As long as the "haven" effect is still present, any pressure for United States interest rates to rise due to the Federal Reserve backing off its quantitative easing stance, I believe, will be met by more inflows into the United States financial markets. As long as the "haven" effect is working, the 10-year Treasury note will still hang around in the 1.75 percent to 2.00 percent range.

Still, I agree with Mr. Rieder, I just don't see why the Federal Reserve needs to purchase $85 billion of Treasury securities and mortgage-backed securities every month. According to the Financial Times article, this amount is about two-thirds of the net issuance of such bonds. This is definitely distorting allocation decisions. I can't see how it doesn't distort allocation decisions.

And, when allocation decisions are distorted, usually the law of unintended consequences comes into play. All one can say is that there will be repercussions for these distortions later on. We just don't know where they will be. However, unintended consequences generally result in an opportunity for people to invest and make a good return on their investment, if they get in early enough.
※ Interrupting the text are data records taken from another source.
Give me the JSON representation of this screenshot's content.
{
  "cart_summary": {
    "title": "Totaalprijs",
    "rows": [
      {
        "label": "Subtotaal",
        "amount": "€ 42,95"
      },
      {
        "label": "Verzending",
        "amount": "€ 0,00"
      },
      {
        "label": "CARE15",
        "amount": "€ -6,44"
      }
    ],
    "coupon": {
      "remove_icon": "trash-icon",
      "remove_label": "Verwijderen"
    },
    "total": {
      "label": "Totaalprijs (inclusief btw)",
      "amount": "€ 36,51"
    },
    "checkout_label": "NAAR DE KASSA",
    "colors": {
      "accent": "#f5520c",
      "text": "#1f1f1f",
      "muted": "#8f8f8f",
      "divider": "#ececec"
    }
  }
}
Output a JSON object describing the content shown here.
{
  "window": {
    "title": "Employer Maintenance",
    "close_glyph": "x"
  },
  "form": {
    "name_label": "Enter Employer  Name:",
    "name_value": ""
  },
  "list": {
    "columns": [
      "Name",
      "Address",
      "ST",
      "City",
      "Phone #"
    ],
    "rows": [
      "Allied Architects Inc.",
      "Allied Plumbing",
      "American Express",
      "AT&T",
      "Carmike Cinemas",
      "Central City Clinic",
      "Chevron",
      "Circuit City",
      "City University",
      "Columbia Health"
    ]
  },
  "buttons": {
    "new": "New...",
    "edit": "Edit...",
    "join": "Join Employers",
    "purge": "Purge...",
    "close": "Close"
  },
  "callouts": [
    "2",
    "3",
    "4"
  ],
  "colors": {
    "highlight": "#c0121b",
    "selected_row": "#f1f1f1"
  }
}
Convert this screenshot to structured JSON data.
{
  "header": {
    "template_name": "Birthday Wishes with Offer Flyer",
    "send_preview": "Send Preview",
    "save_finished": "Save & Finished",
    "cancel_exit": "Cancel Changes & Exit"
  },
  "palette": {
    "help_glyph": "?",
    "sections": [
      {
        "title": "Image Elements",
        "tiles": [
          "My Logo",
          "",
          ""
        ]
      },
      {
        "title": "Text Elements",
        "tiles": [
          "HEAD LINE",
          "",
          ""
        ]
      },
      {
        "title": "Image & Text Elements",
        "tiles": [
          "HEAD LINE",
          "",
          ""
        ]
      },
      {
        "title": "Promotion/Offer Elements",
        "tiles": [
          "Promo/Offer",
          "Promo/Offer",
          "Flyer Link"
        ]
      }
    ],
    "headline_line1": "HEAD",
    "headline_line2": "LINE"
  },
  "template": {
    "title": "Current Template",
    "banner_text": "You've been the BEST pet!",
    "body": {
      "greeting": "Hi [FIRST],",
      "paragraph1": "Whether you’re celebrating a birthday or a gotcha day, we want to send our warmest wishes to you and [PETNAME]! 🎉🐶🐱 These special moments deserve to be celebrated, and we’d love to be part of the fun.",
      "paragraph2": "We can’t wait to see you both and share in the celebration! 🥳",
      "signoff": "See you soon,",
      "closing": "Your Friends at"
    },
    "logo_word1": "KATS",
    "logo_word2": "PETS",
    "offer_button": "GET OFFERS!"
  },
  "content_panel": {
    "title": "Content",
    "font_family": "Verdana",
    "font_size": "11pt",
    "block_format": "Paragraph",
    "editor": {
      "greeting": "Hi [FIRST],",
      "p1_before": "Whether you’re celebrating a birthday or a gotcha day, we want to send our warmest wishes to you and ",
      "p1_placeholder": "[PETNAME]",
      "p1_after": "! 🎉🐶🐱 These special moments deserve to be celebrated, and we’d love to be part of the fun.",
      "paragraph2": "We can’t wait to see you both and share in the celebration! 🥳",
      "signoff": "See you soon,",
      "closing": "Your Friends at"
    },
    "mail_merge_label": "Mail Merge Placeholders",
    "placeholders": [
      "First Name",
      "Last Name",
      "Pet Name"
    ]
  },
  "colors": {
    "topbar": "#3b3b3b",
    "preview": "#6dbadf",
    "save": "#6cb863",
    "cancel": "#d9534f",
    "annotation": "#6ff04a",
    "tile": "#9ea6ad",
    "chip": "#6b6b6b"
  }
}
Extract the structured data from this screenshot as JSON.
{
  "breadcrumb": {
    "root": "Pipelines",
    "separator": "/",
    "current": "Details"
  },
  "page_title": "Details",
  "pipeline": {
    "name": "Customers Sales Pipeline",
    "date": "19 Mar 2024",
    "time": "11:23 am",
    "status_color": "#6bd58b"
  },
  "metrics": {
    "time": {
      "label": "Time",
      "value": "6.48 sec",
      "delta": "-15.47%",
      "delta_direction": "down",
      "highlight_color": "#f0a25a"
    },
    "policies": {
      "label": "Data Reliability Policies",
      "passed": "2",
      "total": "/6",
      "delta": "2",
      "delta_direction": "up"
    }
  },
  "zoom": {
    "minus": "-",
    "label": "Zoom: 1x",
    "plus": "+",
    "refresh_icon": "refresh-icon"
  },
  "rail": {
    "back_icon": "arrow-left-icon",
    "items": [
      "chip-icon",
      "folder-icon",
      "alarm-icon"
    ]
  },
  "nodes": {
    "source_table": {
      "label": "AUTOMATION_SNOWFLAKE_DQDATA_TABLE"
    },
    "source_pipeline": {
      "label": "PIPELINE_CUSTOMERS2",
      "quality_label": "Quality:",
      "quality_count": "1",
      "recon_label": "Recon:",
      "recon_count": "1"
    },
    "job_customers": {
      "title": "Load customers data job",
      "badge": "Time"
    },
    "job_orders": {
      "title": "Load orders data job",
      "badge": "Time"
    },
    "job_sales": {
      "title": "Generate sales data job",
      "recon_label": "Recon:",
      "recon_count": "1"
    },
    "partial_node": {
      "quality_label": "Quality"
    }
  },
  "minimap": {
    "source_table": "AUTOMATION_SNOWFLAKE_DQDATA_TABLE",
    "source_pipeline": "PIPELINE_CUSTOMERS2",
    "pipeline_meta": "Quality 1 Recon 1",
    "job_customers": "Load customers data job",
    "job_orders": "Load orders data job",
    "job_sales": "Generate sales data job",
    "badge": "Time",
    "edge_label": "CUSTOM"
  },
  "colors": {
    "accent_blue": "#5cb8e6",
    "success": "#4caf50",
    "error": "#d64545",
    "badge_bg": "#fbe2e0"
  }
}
From the point of society as a whole, the problem of unintended consequences is that we don't know what the cost of dealing with the repercussions will be. I am sure Mr. Rieder of BlackRock is keeping his eye on what the Federal Reserve will do concerning its quantitative easing, and if it continues, I am sure he will be looking for "unintended consequences" where he can put the $763 billion he manages to work. And, the rich get richer!

Disclosure: I have no positions in any stocks mentioned, and no plans to initiate any positions within the next 72 hours. I wrote this article myself, and it expresses my own opinions. I am not receiving compensation for it (other than from Seeking Alpha). I have no business relationship with any company whose stock is mentioned in this article.